Sunday, August 23, 2020

Russian Officials Foolishly Think They Can Buy Off Popular Opposition without Changing Course, Shelin Says


Paul Goble

            Staunton, August 18 – The political system Vladimir Putin has put in place has “many shortcomings,” Sergey Shelin says; but the main one is that it is proving incapable of learning from its mistakes. Instead, it is constantly repeating the same approach: launching something, angering people, seeking to buy them off, and then starting over again.

            Again and again, the Rosbalt commentator says, officials, on orders from above or desirous of winning points, pursue policies in a thoughtless fashion, infuriate the population to the point that continuing in “a victorious conclusion” will be counterproductive, try to buy off the population, and then repeat the process (rosbalt.ru/blogs/2020/08/18/1859222.html).

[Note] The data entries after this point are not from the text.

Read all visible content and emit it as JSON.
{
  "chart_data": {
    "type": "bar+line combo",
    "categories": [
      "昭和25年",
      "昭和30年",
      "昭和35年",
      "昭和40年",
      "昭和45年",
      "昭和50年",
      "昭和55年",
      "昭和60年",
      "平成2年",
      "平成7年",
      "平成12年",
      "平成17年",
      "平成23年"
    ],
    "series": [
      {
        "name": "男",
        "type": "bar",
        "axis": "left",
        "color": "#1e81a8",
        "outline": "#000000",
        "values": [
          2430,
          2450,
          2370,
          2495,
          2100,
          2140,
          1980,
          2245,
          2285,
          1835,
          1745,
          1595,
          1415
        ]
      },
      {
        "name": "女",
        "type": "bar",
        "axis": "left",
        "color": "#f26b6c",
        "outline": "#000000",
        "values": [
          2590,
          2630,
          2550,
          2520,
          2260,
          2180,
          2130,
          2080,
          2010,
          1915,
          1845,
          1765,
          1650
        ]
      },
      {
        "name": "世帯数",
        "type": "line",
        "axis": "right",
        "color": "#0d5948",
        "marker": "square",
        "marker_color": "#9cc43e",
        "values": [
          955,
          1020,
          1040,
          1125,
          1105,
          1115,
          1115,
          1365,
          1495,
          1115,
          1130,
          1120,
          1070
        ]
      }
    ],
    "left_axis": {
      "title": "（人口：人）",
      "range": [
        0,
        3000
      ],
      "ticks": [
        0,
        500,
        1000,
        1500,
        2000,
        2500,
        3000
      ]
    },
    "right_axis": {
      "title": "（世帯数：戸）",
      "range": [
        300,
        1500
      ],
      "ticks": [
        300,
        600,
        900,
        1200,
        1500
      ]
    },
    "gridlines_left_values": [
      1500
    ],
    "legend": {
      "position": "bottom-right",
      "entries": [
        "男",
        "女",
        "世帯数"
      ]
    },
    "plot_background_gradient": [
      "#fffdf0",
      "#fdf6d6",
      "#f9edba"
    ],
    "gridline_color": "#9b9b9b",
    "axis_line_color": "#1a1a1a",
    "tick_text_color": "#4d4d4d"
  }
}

            Instead of surveying the attitudes of the population in advance or listening to it and changing course, the officials assume they can continue to act as they want but just have to buy off the people by offering them either delay or some side payments as the events in  Arkhangelsk, Khabarovsk and now Bashkortostan show, Shelin continues. 

            In each case, officials locally and in Moscow ignored the population, took action, provoked the population to the point that some concession had to be made, made those concessions for a time at least, but also signaled that the powers that be intend to continue in the same direction as soon as the resistance lessens. 

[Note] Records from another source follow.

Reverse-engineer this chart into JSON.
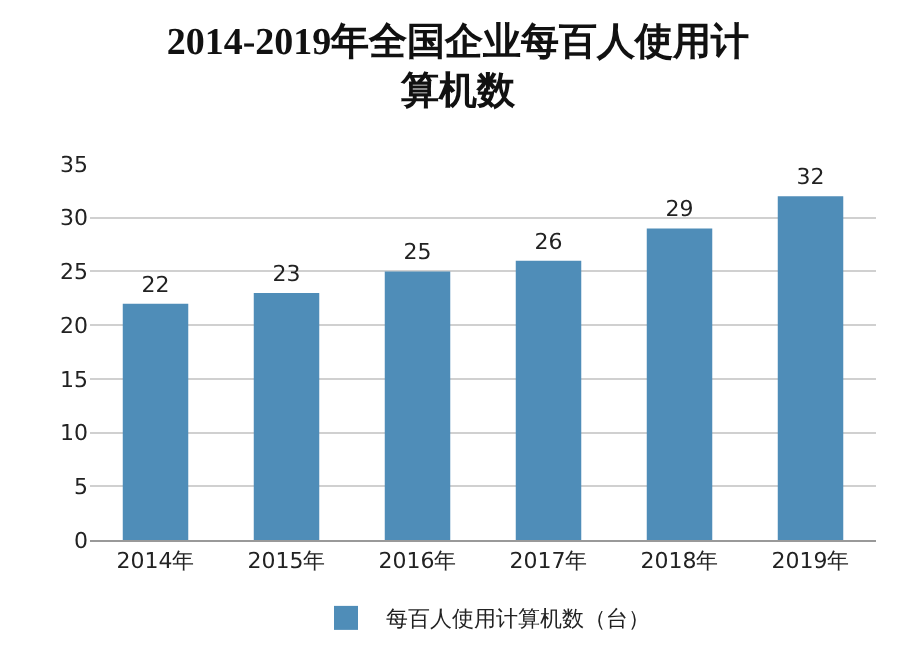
{
  "chart_data": {
    "type": "bar",
    "title": "2014-2019年全国企业每百人使用计算机数",
    "categories": [
      "2014年",
      "2015年",
      "2016年",
      "2017年",
      "2018年",
      "2019年"
    ],
    "series": [
      {
        "name": "每百人使用计算机数（台）",
        "color": "#4f8db8",
        "values": [
          22,
          23,
          25,
          26,
          29,
          32
        ]
      }
    ],
    "ylim": [
      0,
      35
    ],
    "yticks": [
      0,
      5,
      10,
      15,
      20,
      25,
      30,
      35
    ],
    "grid": "y",
    "legend": "bottom",
    "data_labels": true
  }
}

            What the officials don’t see but what the population does is that the authorities have no intention of changing course fundamentally, and that has the effect of further undercutting the authority of officials even as it intensifies anger among the people against the Russian political system.

            To make his point, Shelin recounts how officials pushed of the amalgamation of Arkhangelsk and the Nenets AD and then delayed the vote, how they removed Furgal and then tried unsuccessfully to buy off Khabarovsk residents by installing another LDPR leader, and how they opened the way to the exploitation of a holy mountain and then promised talks.

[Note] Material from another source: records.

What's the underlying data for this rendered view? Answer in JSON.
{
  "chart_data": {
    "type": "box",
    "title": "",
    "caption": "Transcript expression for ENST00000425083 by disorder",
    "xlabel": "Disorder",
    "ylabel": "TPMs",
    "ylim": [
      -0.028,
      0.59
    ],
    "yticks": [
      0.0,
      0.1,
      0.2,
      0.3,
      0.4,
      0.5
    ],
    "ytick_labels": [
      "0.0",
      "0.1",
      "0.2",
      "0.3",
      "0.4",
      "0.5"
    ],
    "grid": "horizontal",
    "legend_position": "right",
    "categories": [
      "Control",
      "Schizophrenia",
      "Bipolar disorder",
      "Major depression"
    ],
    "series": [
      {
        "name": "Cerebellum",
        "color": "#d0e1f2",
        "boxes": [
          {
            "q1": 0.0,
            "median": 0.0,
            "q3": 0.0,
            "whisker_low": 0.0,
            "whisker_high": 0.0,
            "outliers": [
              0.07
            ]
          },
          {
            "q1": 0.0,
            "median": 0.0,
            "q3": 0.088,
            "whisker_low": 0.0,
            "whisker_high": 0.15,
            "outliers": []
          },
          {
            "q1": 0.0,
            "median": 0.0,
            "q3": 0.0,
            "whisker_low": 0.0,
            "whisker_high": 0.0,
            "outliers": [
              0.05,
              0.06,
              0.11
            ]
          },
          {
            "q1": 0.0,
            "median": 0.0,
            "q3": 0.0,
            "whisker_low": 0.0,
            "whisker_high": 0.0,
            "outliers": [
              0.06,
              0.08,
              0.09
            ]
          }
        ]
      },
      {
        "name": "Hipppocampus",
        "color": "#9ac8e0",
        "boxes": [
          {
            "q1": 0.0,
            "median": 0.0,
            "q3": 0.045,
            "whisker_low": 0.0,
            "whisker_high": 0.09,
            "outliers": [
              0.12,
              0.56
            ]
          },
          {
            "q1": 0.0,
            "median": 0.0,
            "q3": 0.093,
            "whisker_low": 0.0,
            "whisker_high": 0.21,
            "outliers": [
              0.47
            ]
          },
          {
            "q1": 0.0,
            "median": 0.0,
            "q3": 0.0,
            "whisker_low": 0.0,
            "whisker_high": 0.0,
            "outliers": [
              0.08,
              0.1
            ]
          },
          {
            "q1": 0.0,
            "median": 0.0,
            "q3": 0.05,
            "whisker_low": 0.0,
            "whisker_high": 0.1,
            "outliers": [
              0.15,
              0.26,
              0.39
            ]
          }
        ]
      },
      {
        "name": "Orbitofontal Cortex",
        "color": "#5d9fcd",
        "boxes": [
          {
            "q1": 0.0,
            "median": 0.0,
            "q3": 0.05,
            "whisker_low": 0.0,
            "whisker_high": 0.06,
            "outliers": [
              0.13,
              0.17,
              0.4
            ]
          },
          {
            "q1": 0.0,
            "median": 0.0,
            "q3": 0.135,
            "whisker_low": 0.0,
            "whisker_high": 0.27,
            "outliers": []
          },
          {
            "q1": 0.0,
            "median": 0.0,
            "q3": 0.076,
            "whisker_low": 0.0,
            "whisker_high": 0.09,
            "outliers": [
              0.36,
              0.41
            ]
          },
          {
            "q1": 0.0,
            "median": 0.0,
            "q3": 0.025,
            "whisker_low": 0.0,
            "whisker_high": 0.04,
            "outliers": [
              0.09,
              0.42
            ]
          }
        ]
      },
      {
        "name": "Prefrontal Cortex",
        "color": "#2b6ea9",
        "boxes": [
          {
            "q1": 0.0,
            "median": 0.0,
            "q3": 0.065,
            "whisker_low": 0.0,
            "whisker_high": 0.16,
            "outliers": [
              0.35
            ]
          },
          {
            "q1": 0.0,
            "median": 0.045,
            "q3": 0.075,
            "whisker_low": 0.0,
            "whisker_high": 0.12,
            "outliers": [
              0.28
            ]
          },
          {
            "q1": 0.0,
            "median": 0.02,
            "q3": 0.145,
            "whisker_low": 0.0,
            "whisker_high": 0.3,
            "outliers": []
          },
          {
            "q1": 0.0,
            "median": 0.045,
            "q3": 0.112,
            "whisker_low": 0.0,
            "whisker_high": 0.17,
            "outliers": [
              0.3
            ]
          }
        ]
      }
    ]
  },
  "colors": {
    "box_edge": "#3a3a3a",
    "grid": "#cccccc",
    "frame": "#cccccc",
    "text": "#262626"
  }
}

            Retreating in the face of popular anger could be an early sign of democratic change if the officials were really prepared to respond positively to what the people want, but in these cases and others, Shelin argues, the officials are only doing what they think is enough to buy off the opposition not to address its underlying concerns.

            That tactic may work with some within Putin’s power vertical, but it is increasingly ineffective with the population because it is all too obvious what is going on.